While Cologne got an arena of the 21th century when the Koelnarena opened the ticket-prices of the next generation of stadiums followed right behind. Seating-tickets sell between 30 and 85 marks, parking at the arena is 8 marks and a comparable amount goes for a drink and a burger, easily... . But the fans don´t seem to enraged by the pricing-policies of the arena as one can see by the attendance-figures, and when I remember the old and shabby barn of the team I can honestly understand why almost nobody would want to attend one more game at the old building, even though the atmosphere was supposingly a lot better for most games due to the smaller size of the arena and the higher number of standing-room tickets.
"Finally I can go to a hockey-game again without arriving two hours early at the
arena in order to get a good standing space", a fan of the Haie told me prior to the
first game of the Haie in 1998 at the Koelnarena. This sentence basically is the proof
that mainstream Cologne is turned in on the team again. Those who didn´t want to spend a
lot of money for a seat at the old arena and freeze to death during the winter when the
only alternative was to get a cheaper standing-room ticket and arrive hours early in order
to see the ice are back at the gate and it´s only good for hockey in Cologne and hockey
Tips for visitors
Due to the rather high capacity of approximatly 18.500 the risk is rather low to be out of luck at the box-office prior to a game. Weekend-matchups against good teams might draw nice crowds but won´t sell out, the only exception being games against the rivals from Duesseldorf and playoff-games. Both game against Duesseldorf in the 2000/2001-season sold out within days and months ahead of the opening face-off, but other than those two games the team did not sell out a single home-game so far, only reaching the 15.000 plateau once in a finals-rematch vs the Munich Barons.

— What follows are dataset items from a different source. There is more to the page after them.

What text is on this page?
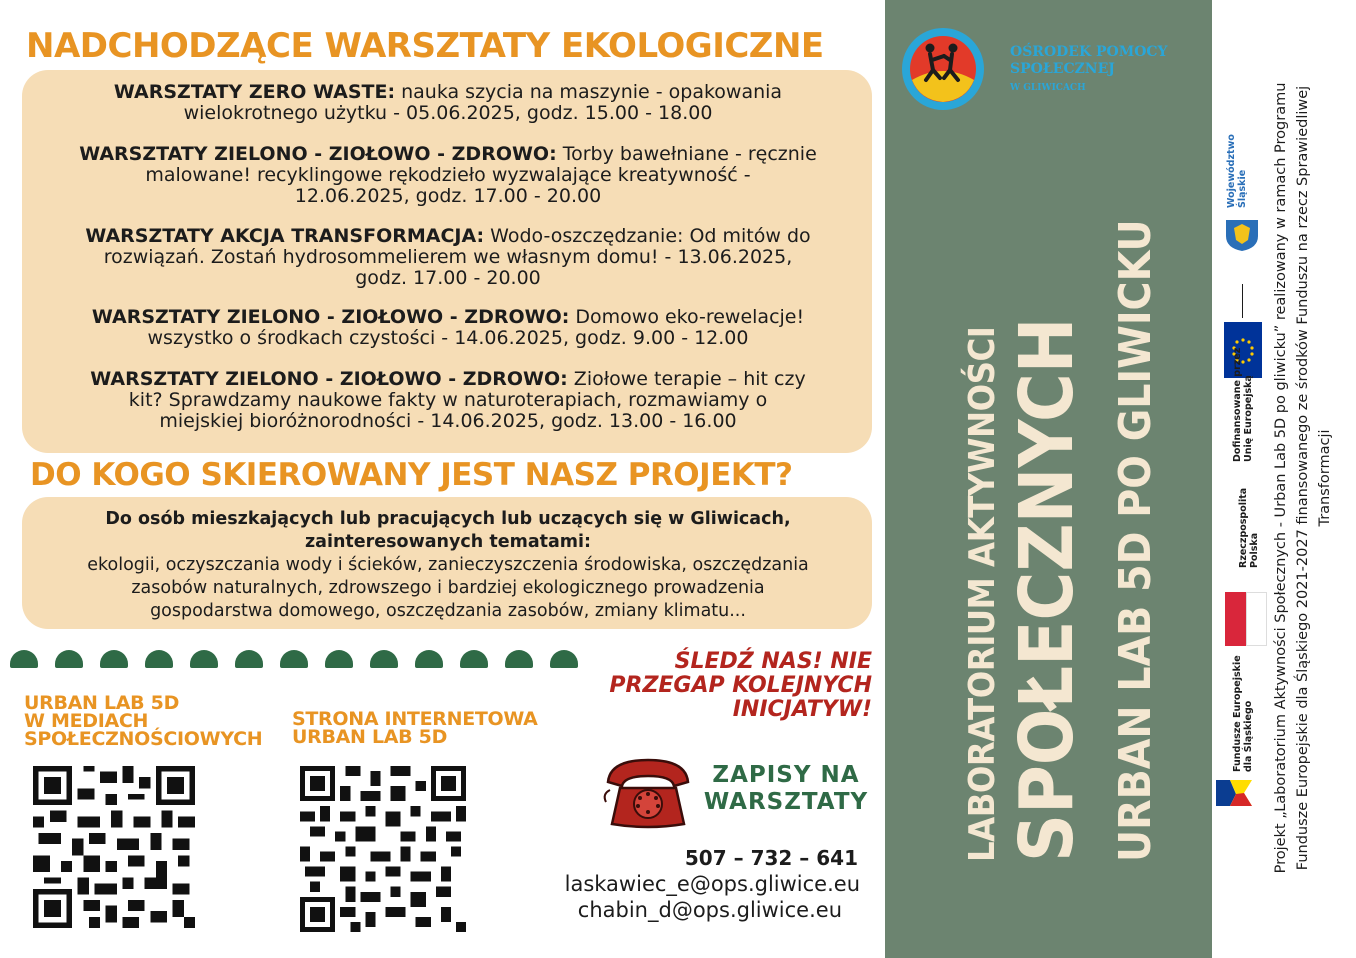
NADCHODZĄCE WARSZTATY EKOLOGICZNE
WARSZTATY ZERO WASTE: nauka szycia na maszynie - opakowania
wielokrotnego użytku - 05.06.2025, godz. 15.00 - 18.00
WARSZTATY ZIELONO - ZIOŁOWO - ZDROWO: Torby bawełniane - ręcznie
malowane! recyklingowe rękodzieło wyzwalające kreatywność -
12.06.2025, godz. 17.00 - 20.00
WARSZTATY AKCJA TRANSFORMACJA: Wodo-oszczędzanie: Od mitów do
rozwiązań. Zostań hydrosommelierem we własnym domu! - 13.06.2025,
godz. 17.00 - 20.00
WARSZTATY ZIELONO - ZIOŁOWO - ZDROWO: Domowo eko-rewelacje!
wszystko o środkach czystości - 14.06.2025, godz. 9.00 - 12.00
WARSZTATY ZIELONO - ZIOŁOWO - ZDROWO: Ziołowe terapie – hit czy
kit? Sprawdzamy naukowe fakty w naturoterapiach, rozmawiamy o
miejskiej bioróżnorodności - 14.06.2025, godz. 13.00 - 16.00
DO KOGO SKIEROWANY JEST NASZ PROJEKT?
Do osób mieszkających lub pracujących lub uczących się w Gliwicach,
zainteresowanych tematami:
ekologii, oczyszczania wody i ścieków, zanieczyszczenia środowiska, oszczędzania
zasobów naturalnych, zdrowszego i bardziej ekologicznego prowadzenia
gospodarstwa domowego, oszczędzania zasobów, zmiany klimatu...
URBAN LAB 5D
W MEDIACH
SPOŁECZNOŚCIOWYCH
STRONA INTERNETOWA
URBAN LAB 5D
ŚLEDŹ NAS! NIE
PRZEGAP KOLEJNYCH
INICJATYW!
ZAPISY NA
WARSZTATY
507 – 732 – 641
laskawiec_e@ops.gliwice.eu
chabin_d@ops.gliwice.eu
OŚRODEK POMOCY
SPOŁECZNEJ
W GLIWICACH
LABORATORIUM AKTYWNOŚCI SPOŁECZNYCH URBAN LAB 5D PO GLIWICKU	Fundusze Europejskie
dla Śląskiego
Rzeczpospolita
Polska
Dofinansowane przez
Unię Europejską
Województwo
Śląskie Projekt „Laboratorium Aktywności Społecznych - Urban Lab 5D po gliwicku” realizowany w ramach Programu Fundusze Europejskie dla Śląskiego 2021-2027 finansowanego ze środków Funduszu na rzecz Sprawiedliwej Transformacji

Just in order to be sure or in order to get a good seat it might be wise to buy tickets in advance. You can do so at all Cologneticket (Koelnticket) outlets throughout the city (the big book-stores in the pedestrian areas sell tickets) or by calling 0221-2801. I would especially advise you to order in advance if you want to get a standing-room ticket. Only 1.500 are available and they are usually sold out. If you´re staying at a big hotel such as the "Flandrische Hof" you might also try to get tickets at the reception, many companies and hotels in the arena have their own corporate suits inside the arena.
I would personally buy tickets for the 2nd level (light blue and deep blue below). They are still rather affordable at prices between 35 and 40 marks and offer a pretty good view on the ice. The orange seats in the lower level are also pretty good but usually sold out, the straights cost a bunch more with tickets going for 65 and 85 marks.
Getting to the arena is rather easy. If you´re in downtown Cologne just go to the "Neumarkt" (central point where most public transportation lines meet) and take train number 1 or 7 across the Rhine. Get off at the station "Koelnarena" or where all other people get out.
If you´re travelling by car just follow the signs to the Cologne Trade Fair (Koeln
Messe). Signs are all around town and in town so it shouldn´t be really hard to find.
There are no parking-spaces surrounding the arena due to the fact that the building is in
town but the arena has a huge parking garage (8 marks).